C.I. covered Mr. Glantz appearence here and Elaine covered his Tuesday appearance Tuesday's KPFA's The Morning Show. Speaking with Philip Maldari and Andrea Lewis, Mr. Glantz discussed how the country was having the talk on Iraq, repeatedly, without any leadership from D.C. His book promotion tour has led to interactions with people across the country and the people he's encountered are quite different than the ones living in Ruth Conniff's neighborhood whom, you may remember, give her the impression that the war's not a topic that people in this country are interested in discussing. Mr. Glantz gave many examples and highlighted the need for such a discussion to take place now, not later. Both interviews with Mr. Glantz are highly recommended.
Tuesday on KPFA's Flashpoints, Dahr Jamail was a guest discussing the media silences on Iraq. On Haditha, Mr. Jamail stated, "It's already being characterized and minimized as was done with Abu Ghraib." He noted Aurn Gupta, of NYC Indymedia, and Mr. Gupta's coverage of the U.S. backed "militias," death squads, killing civilians in Iraq. They are equipped, trained and funded by the U.S. government.
"Where is the corporate media coverage on this?" Mr. Jamail wondered.
Tuesday's program also provided excerpts from a War Crimes Tribunal held at U.C. Berkeley. Rebecca covered Monday's Flashpoints which included, as guests, candidate Michael Berg, whose son Nick was beheaded in Iraq, and journalist Patrick Cockburn.

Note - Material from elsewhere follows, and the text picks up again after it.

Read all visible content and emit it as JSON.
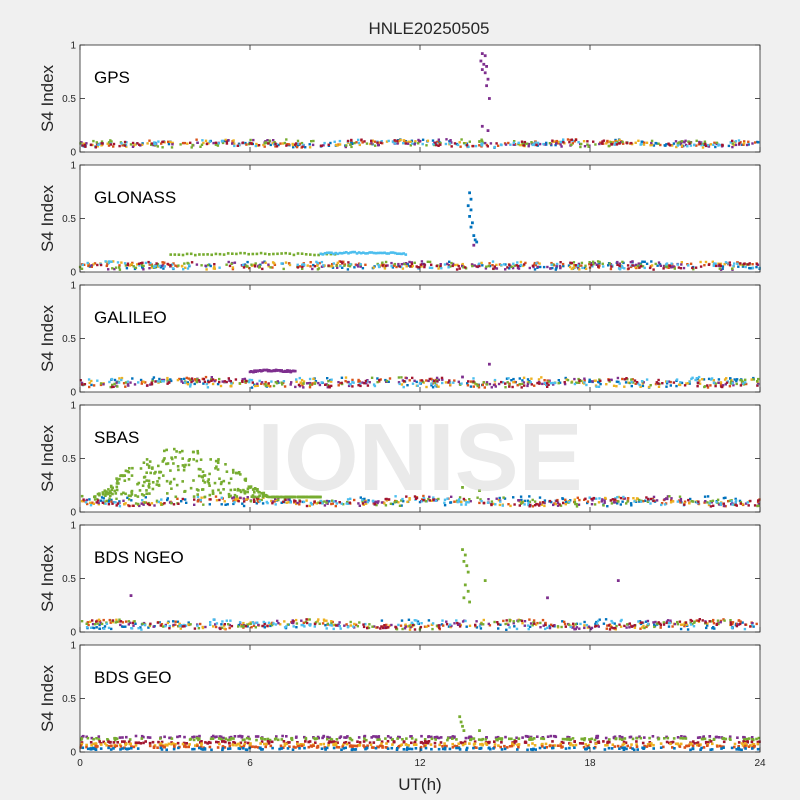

Last Wednesday, on KPFA's Guns and Butter Bonnie Faulkner interviewed Kevin Ryan and Kat covered that.
Again, I will be covering WBAI or Law and Disorder this weekend. My original plan was to cover yesterday and the Monday prior in this report; however, mid-day Monday, I spoke to a friend who had experienced some bad news and that weighed heavily on mind throughout the day.